Bleaching & dissolved oxygen

Peter Craig Peter_Craig at
Sat May 19 09:43:30 EDT 2001

Coral list,

In discussions of bleaching, low levels of dissolved oxygen (DO) are 
occasionally mentioned, but I have been surprised by the tolerance of some 
nearshore corals in American Samoa to extreme ranges of DO.  

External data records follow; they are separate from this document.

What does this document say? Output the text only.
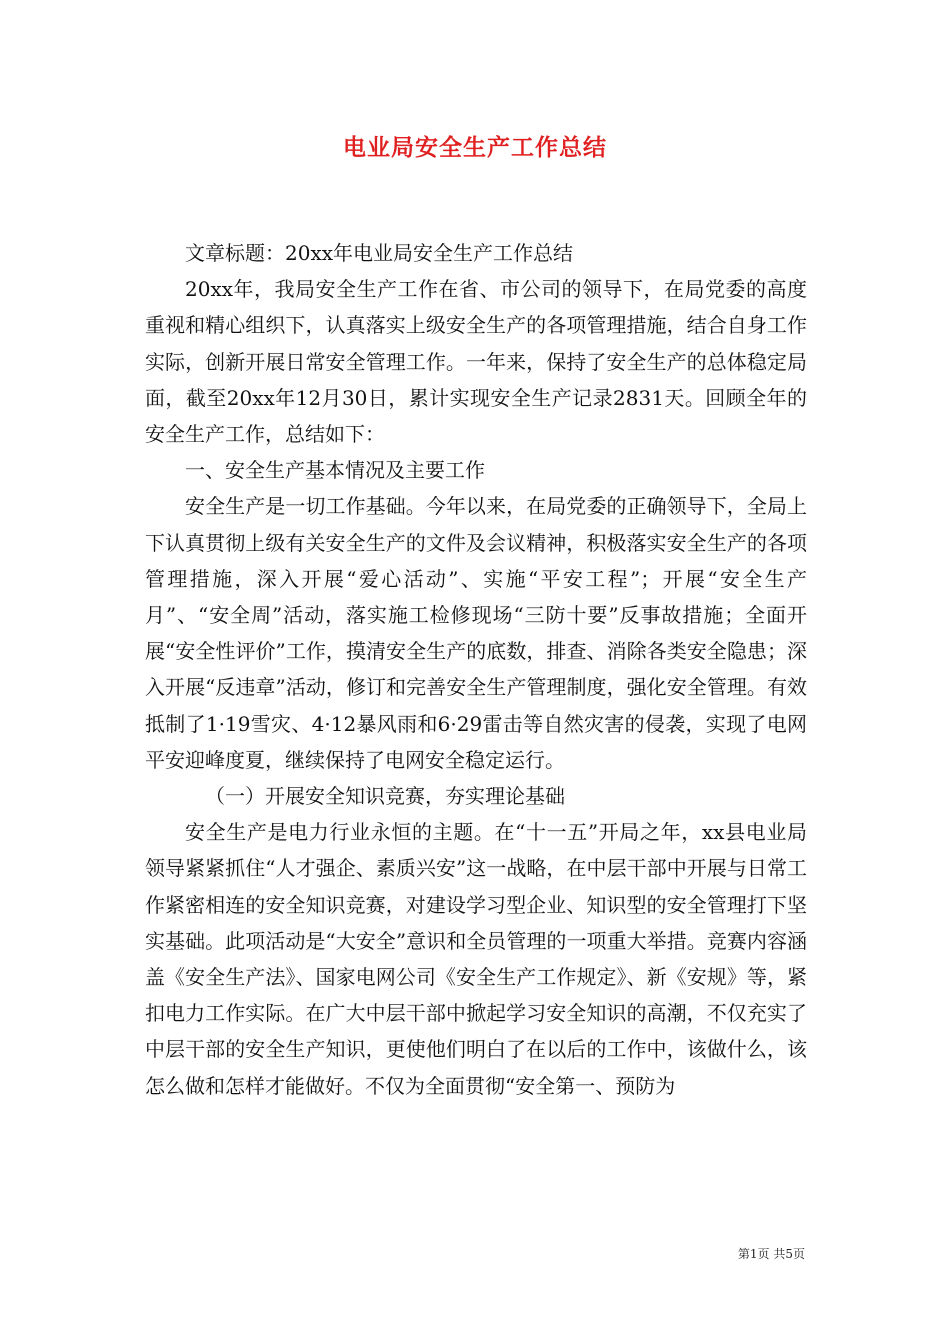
电业局安全生产工作总结

文章标题：20xx年电业局安全生产工作总结

20xx年，我局安全生产工作在省、市公司的领导下，在局党委的高度重视和精心组织下，认真落实上级安全生产的各项管理措施，结合自身工作实际，创新开展日常安全管理工作。一年来，保持了安全生产的总体稳定局面，截至20xx年12月30日，累计实现安全生产记录2831天。回顾全年的安全生产工作，总结如下：

一、安全生产基本情况及主要工作

安全生产是一切工作基础。今年以来，在局党委的正确领导下，全局上下认真贯彻上级有关安全生产的文件及会议精神，积极落实安全生产的各项管理措施，深入开展“爱心活动”、实施“平安工程”；开展“安全生产月”、“安全周”活动，落实施工检修现场“三防十要”反事故措施；全面开展“安全性评价”工作，摸清安全生产的底数，排查、消除各类安全隐患；深入开展“反违章”活动，修订和完善安全生产管理制度，强化安全管理。有效抵制了1·19雪灾、4·12暴风雨和6·29雷击等自然灾害的侵袭，实现了电网平安迎峰度夏，继续保持了电网安全稳定运行。

（一）开展安全知识竞赛，夯实理论基础

安全生产是电力行业永恒的主题。在“十一五”开局之年，xx县电业局领导紧紧抓住“人才强企、素质兴安”这一战略，在中层干部中开展与日常工作紧密相连的安全知识竞赛，对建设学习型企业、知识型的安全管理打下坚实基础。此项活动是“大安全”意识和全员管理的一项重大举措。竞赛内容涵盖《安全生产法》、国家电网公司《安全生产工作规定》、新《安规》等，紧扣电力工作实际。在广大中层干部中掀起学习安全知识的高潮，不仅充实了中层干部的安全生产知识，更使他们明白了在以后的工作中，该做什么，该怎么做和怎样才能做好。不仅为全面贯彻“安全第一、预防为

第1页 共5页
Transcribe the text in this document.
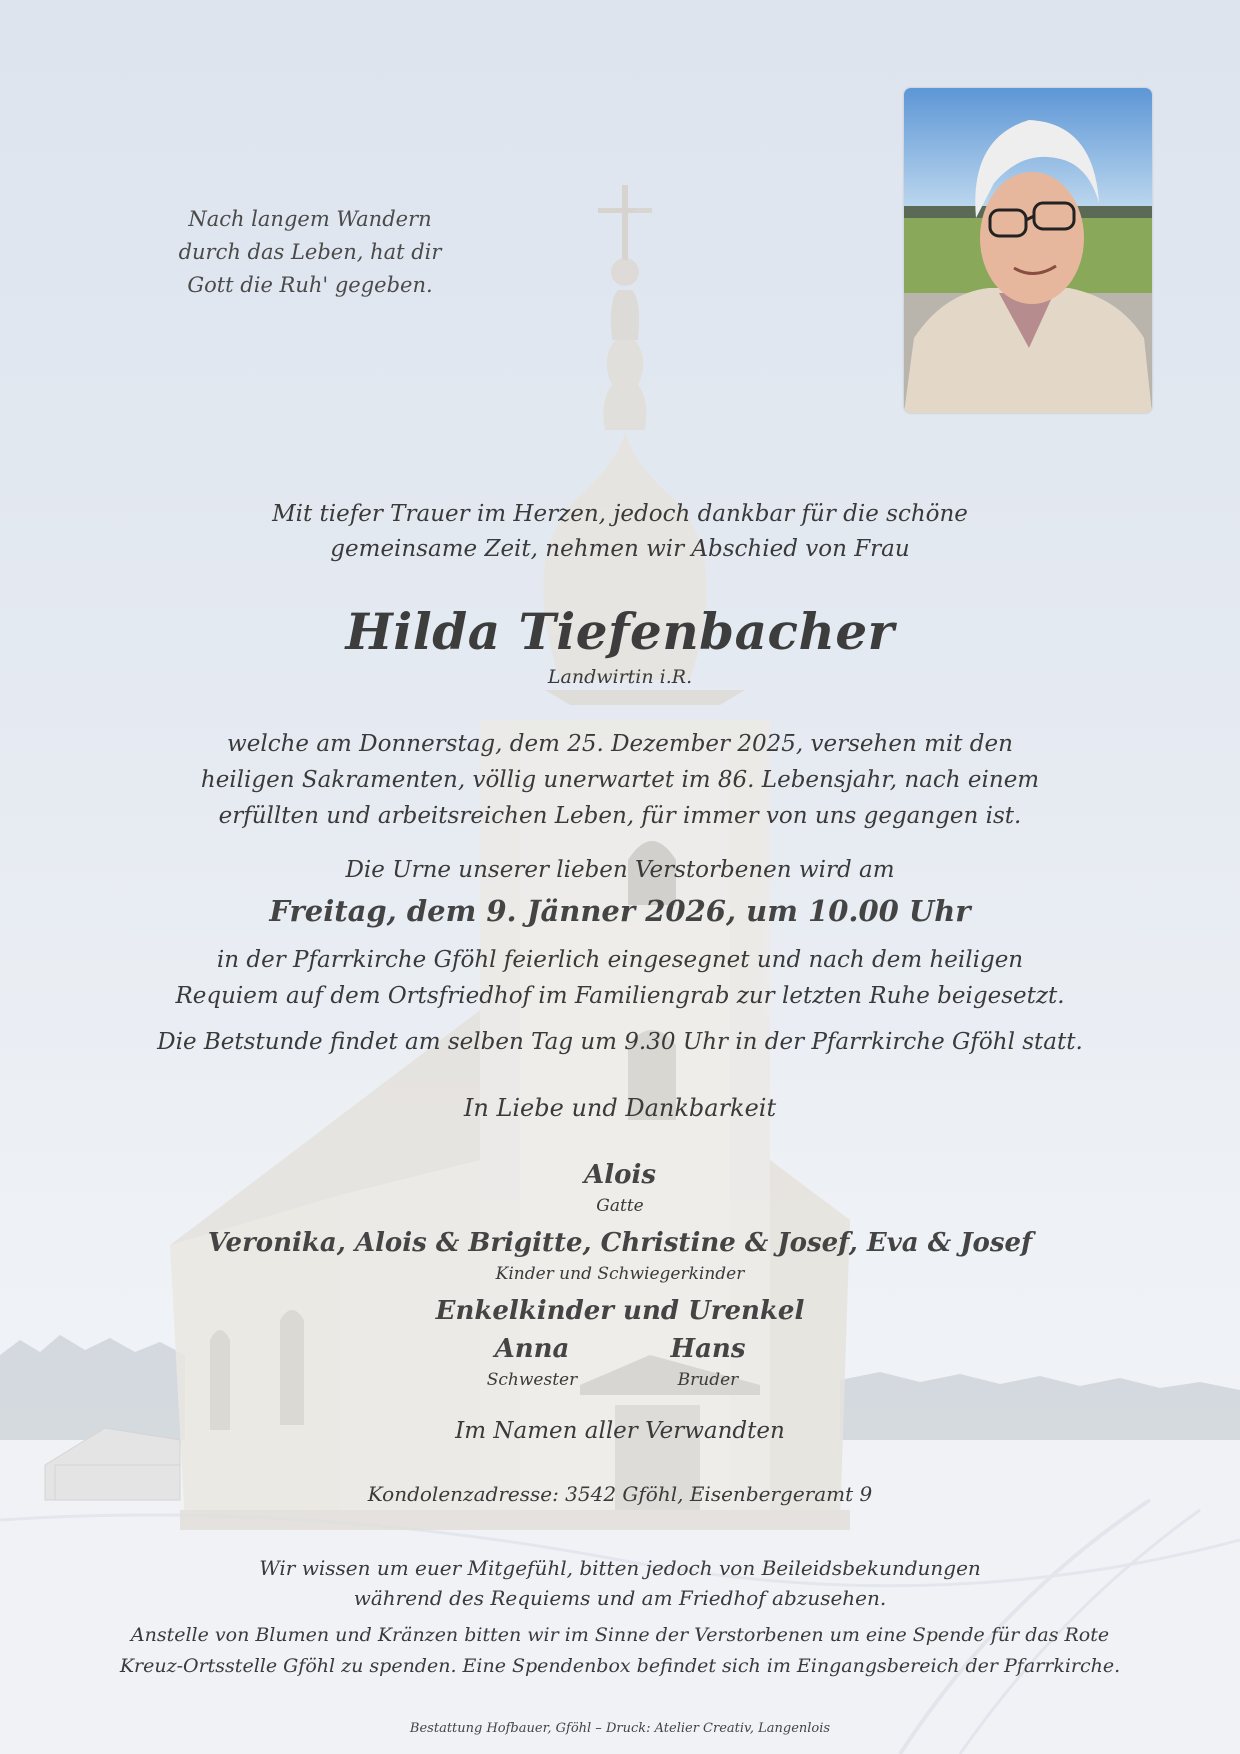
Nach langem Wandern
durch das Leben, hat dir
Gott die Ruh' gegeben.
Mit tiefer Trauer im Herzen, jedoch dankbar für die schöne
gemeinsame Zeit, nehmen wir Abschied von Frau
Hilda Tiefenbacher
Landwirtin i.R.
welche am Donnerstag, dem 25. Dezember 2025, versehen mit den
heiligen Sakramenten, völlig unerwartet im 86. Lebensjahr, nach einem
erfüllten und arbeitsreichen Leben, für immer von uns gegangen ist.
Die Urne unserer lieben Verstorbenen wird am
Freitag, dem 9. Jänner 2026, um 10.00 Uhr
in der Pfarrkirche Gföhl feierlich eingesegnet und nach dem heiligen
Requiem auf dem Ortsfriedhof im Familiengrab zur letzten Ruhe beigesetzt.
Die Betstunde findet am selben Tag um 9.30 Uhr in der Pfarrkirche Gföhl statt.
In Liebe und Dankbarkeit
Alois
Gatte
Veronika, Alois & Brigitte, Christine & Josef, Eva & Josef
Kinder und Schwiegerkinder
Enkelkinder und Urenkel
Anna
Schwester
Hans
Bruder
Im Namen aller Verwandten
Kondolenzadresse: 3542 Gföhl, Eisenbergeramt 9
Wir wissen um euer Mitgefühl, bitten jedoch von Beileidsbekundungen
während des Requiems und am Friedhof abzusehen.
Anstelle von Blumen und Kränzen bitten wir im Sinne der Verstorbenen um eine Spende für das Rote
Kreuz-Ortsstelle Gföhl zu spenden. Eine Spendenbox befindet sich im Eingangsbereich der Pfarrkirche.
Bestattung Hofbauer, Gföhl – Druck: Atelier Creativ, Langenlois
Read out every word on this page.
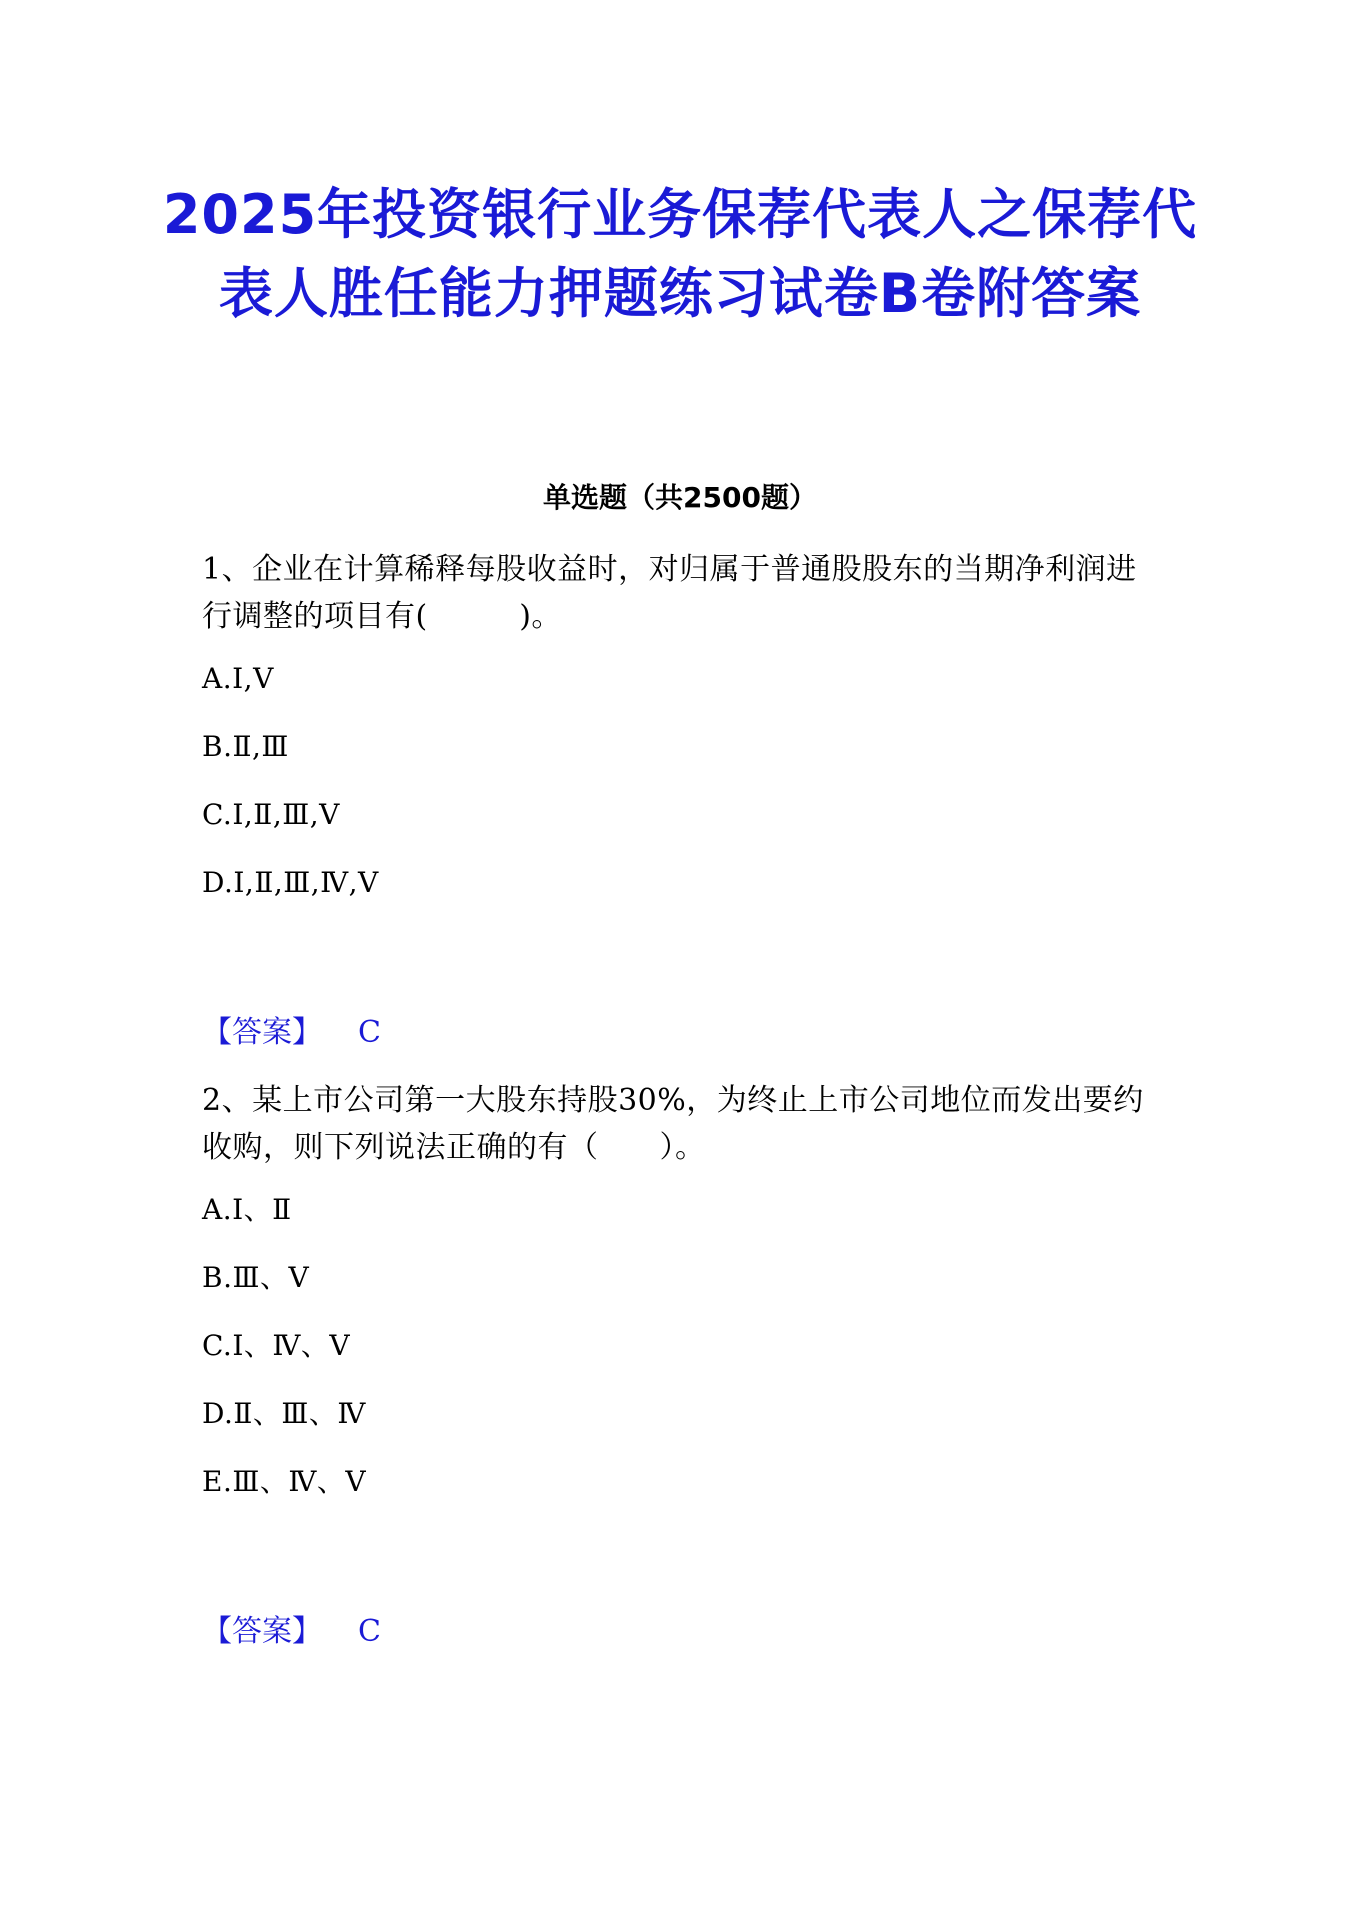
2025年投资银行业务保荐代表人之保荐代表人胜任能力押题练习试卷B卷附答案
单选题（共2500题）

1、企业在计算稀释每股收益时，对归属于普通股股东的当期净利润进行调整的项目有(　　　)。

A.Ⅰ,Ⅴ

B.Ⅱ,Ⅲ

C.Ⅰ,Ⅱ,Ⅲ,Ⅴ

D.Ⅰ,Ⅱ,Ⅲ,Ⅳ,Ⅴ

【答案】 C

2、某上市公司第一大股东持股30%，为终止上市公司地位而发出要约收购，则下列说法正确的有（　　）。

A.Ⅰ、Ⅱ

B.Ⅲ、Ⅴ

C.Ⅰ、Ⅳ、Ⅴ

D.Ⅱ、Ⅲ、Ⅳ

E.Ⅲ、Ⅳ、Ⅴ

【答案】 C
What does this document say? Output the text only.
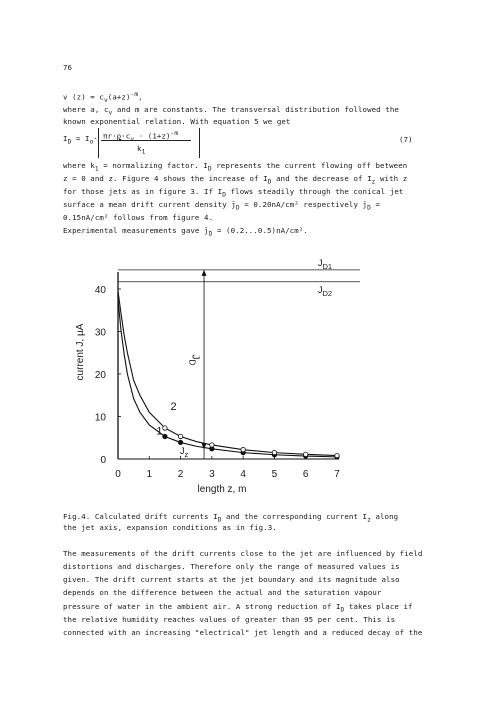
76
v $(z) = c_v(a+z)^{-m}$,
where a, $c_v$ and m are constants. The transversal distribution followed the
known exponential relation. With equation 5 we get
$I_D = I_o\cdot \pi r\cdot\rho\cdot c_v \cdot (1+z)^{-m}$
$k_1$
(7)
where $k_1$ = normalizing factor. $I_D$ represents the current flowing off between
z = 0 and z. Figure 4 shows the increase of $I_D$ and the decrease of $I_z$ with z
for those jets as in figure 3. If $I_D$ flows steadily through the conical jet
surface a mean drift current density $j̄_D = 0.20nA/cm^2$ respectively $j̄_D$ =
0.15nA/cm² follows from figure 4.
Experimental measurements gave $j̄_D = (0.2...0.5)nA/cm^2$.
0	1	2	3	4	5	6	7
0
10
20
30
40
length z, m
current J, µA
$J_{D1}$
$J_{D2}$
1
2
$J_D$
$J_z$
Fig.4. Calculated drift currents $I_D$ and the corresponding current $I_z$ along
the jet axis, expansion conditions as in fig.3.
The measurements of the drift currents close to the jet are influenced by field
distortions and discharges. Therefore only the range of measured values is
given. The drift current starts at the jet boundary and its magnitude also
depends on the difference between the actual and the saturation vapour
pressure of water in the ambient air. A strong reduction of $I_D$ takes place if
the relative humidity reaches values of greater than 95 per cent. This is
connected with an increasing "electrical" jet length and a reduced decay of the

At one site, a diverse and healthy-looking assemblage of 52 coral species 
tolerated DO's ranging from 15 to 233% saturation, with negligible bleaching 
(about 1%).  (The DO instrument was still in calibration after these 
measurements were taken and the data were similar to those of a second 

The study site is a large and 'pristine' backreef moat on a fringing reef.  At 
low tide, the 1-meter deep moat is isolated from ocean flushing, thus it is 
subject to wide daily fluctuations in temperature, brief exposures (hours) to 
very high temperatures, extreme fluctuations in DO saturation (15% at night, 
233% daytime), and changes in pH (7.9-8.5).  During the daytime, steady streams 
of oxygen bubbles float to the surface (so some supersaturation seems 
reasonable) although there is little macroalgae present.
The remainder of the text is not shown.